As you’ve probably guessed by now, Hinton was the main piece that the Broncos exchanged for Elway. Given that Elway simply wasn’t going to play for the Colts, Hinton wasn’t bad compensation. He played 11 years in the NFL, started 172 games and made the Pro Bowl seven times, earning induction into the Colts’ Ring of Honor.

That’s an impressive career to be sure. However, given that the measuring stick for Hinton is often John Elway, he’s not remembered as kindly as he should be.

Hinton isn’t the only former Northwestern offensive lineman to live up to a high pre-draft billing. In 1968, the San Francisco 49ers made Cas Banaszek the second offensive lineman to come off the board with the 11th pick. Oddly, Banaszek didn’t play on the line at Northwestern. He was a tight end, and a pass-catching one at that.

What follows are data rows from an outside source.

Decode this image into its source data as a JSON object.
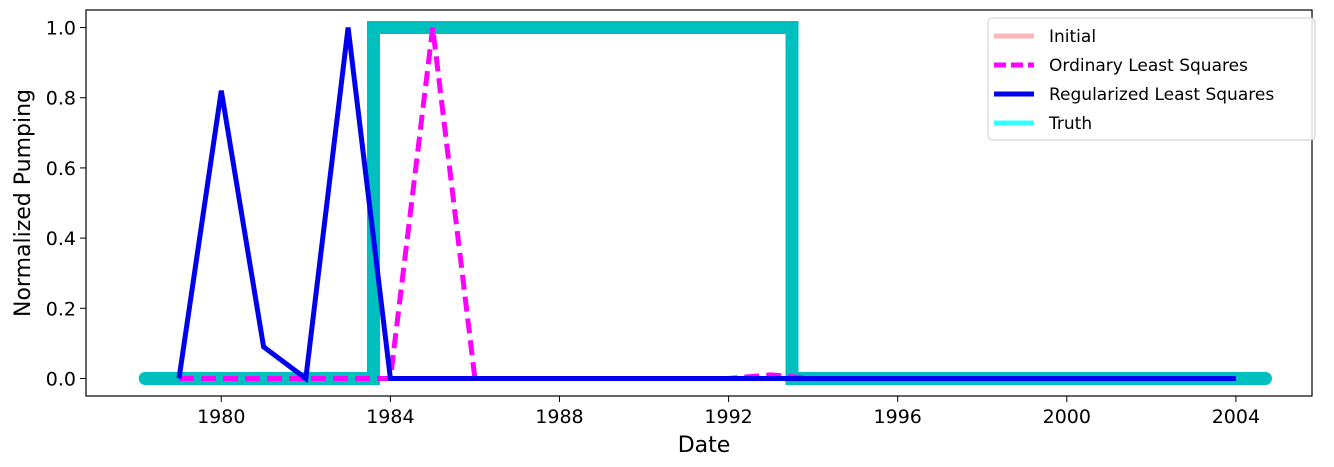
{
  "chart_data": {
    "type": "line",
    "title": "",
    "xlabel": "Date",
    "ylabel": "Normalized Pumping",
    "xlim": [
      1976.8,
      2005.8
    ],
    "ylim": [
      -0.05,
      1.05
    ],
    "x_ticks": [
      1980,
      1984,
      1988,
      1992,
      1996,
      2000,
      2004
    ],
    "y_ticks": [
      0.0,
      0.2,
      0.4,
      0.6,
      0.8,
      1.0
    ],
    "y_tick_labels": [
      "0.0",
      "0.2",
      "0.4",
      "0.6",
      "0.8",
      "1.0"
    ],
    "grid": false,
    "legend_position": "top-right",
    "series": [
      {
        "name": "Initial",
        "color": "#ffb6b6",
        "style": "solid",
        "x": [
          1978.2,
          2004.7
        ],
        "y": [
          0,
          0
        ]
      },
      {
        "name": "Ordinary Least Squares",
        "color": "#ff00ff",
        "style": "dashed",
        "x": [
          1979,
          1980,
          1981,
          1982,
          1983,
          1983.5,
          1984,
          1985,
          1986,
          1987,
          1988,
          1989,
          1990,
          1991,
          1992,
          1993,
          1994,
          1995,
          1996,
          1997,
          1998,
          1999,
          2000,
          2001,
          2002,
          2003,
          2004
        ],
        "y": [
          0,
          0,
          0,
          0,
          0,
          0,
          0,
          1.0,
          0,
          0,
          0,
          0,
          0,
          0,
          0,
          0.01,
          0,
          0,
          0,
          0,
          0,
          0,
          0,
          0,
          0,
          0,
          0
        ]
      },
      {
        "name": "Regularized Least Squares",
        "color": "#0000ee",
        "style": "solid",
        "x": [
          1979,
          1980,
          1981,
          1982,
          1983,
          1984,
          1985,
          1986,
          1987,
          1988,
          1989,
          1990,
          1991,
          1992,
          1993,
          1994,
          1995,
          1996,
          1997,
          1998,
          1999,
          2000,
          2001,
          2002,
          2003,
          2004
        ],
        "y": [
          0,
          0.82,
          0.09,
          0,
          1.0,
          0,
          0,
          0,
          0,
          0,
          0,
          0,
          0,
          0,
          0,
          0,
          0,
          0,
          0,
          0,
          0,
          0,
          0,
          0,
          0,
          0
        ]
      },
      {
        "name": "Truth",
        "color": "#33ffff",
        "plot_color": "#00bfbf",
        "style": "solid",
        "x": [
          1978.2,
          1983.6,
          1983.6,
          1993.5,
          1993.5,
          2004.7
        ],
        "y": [
          0,
          0,
          1,
          1,
          0,
          0
        ]
      }
    ]
  }
}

However, his transition to his new position was fairly seamless. By 1972, the Chicago Tribune was calling Banaszek “one of the finest pass blockers in the National Football League.” He earned All-Conference honors a few times over his ten year career, and was the captain of some pretty good 49ers teams in the 1970s.

Ironically, the only offensive tackle drafted in 1968 who had an undeniably better career was Rayfield Wright, who captained the Dallas Cowboy teams of the 1970s that Banaszek’s 49ers could never overcome. Once again, a beautiful career for a Wildcat got overshadowed by an even better one.

There is another Northwestern player who stands out as a gem of a draft pick – Steve Tasker. The former Wildcat wide receiver was taken by the Oilers in the ninth round of the 1985 draft, and can only be called a steal for going that low.

In his 14 year career, Tasker started only 15 games at receiver. He didn’t play defense, and he only returned a grand total of 84 punts and kickoffs, none of them for touchdowns. Yet Steve Tasker made seven Pro Bowls while playing in 169 games and 4 Super Bowls (for the Bills).

Why? Simply put, Tasker is arguably the best special teamer of all-time. NFL.com had him ranked as the ninth best player not in the Hall of Fame three years ago, and since then, two of the guys in front of him have made it to Canton. It might be a big stretch to argue that Tasker belongs in the Hall, but the fact that he made anybody’s list should tell you how great he was at what he did.

Tasker, Graham, Hinton and Banaszek are merely a sampling of Northwestern’s NFL draft picks. Plenty of other Wildcats have carved (or are currently carving) out nice careers for themselves in the NFL.

Does it mean Northwestern is on par with USC or Miami in churning out pro talent?

Of course not. But don’t believe for a second that NU has no draft history. Hopefully any Northwestern seniors drafted on Saturday realize the past success of a few of their predecessors, and draw inspiration from the accomplishments of the 180 Wildcats who went before them.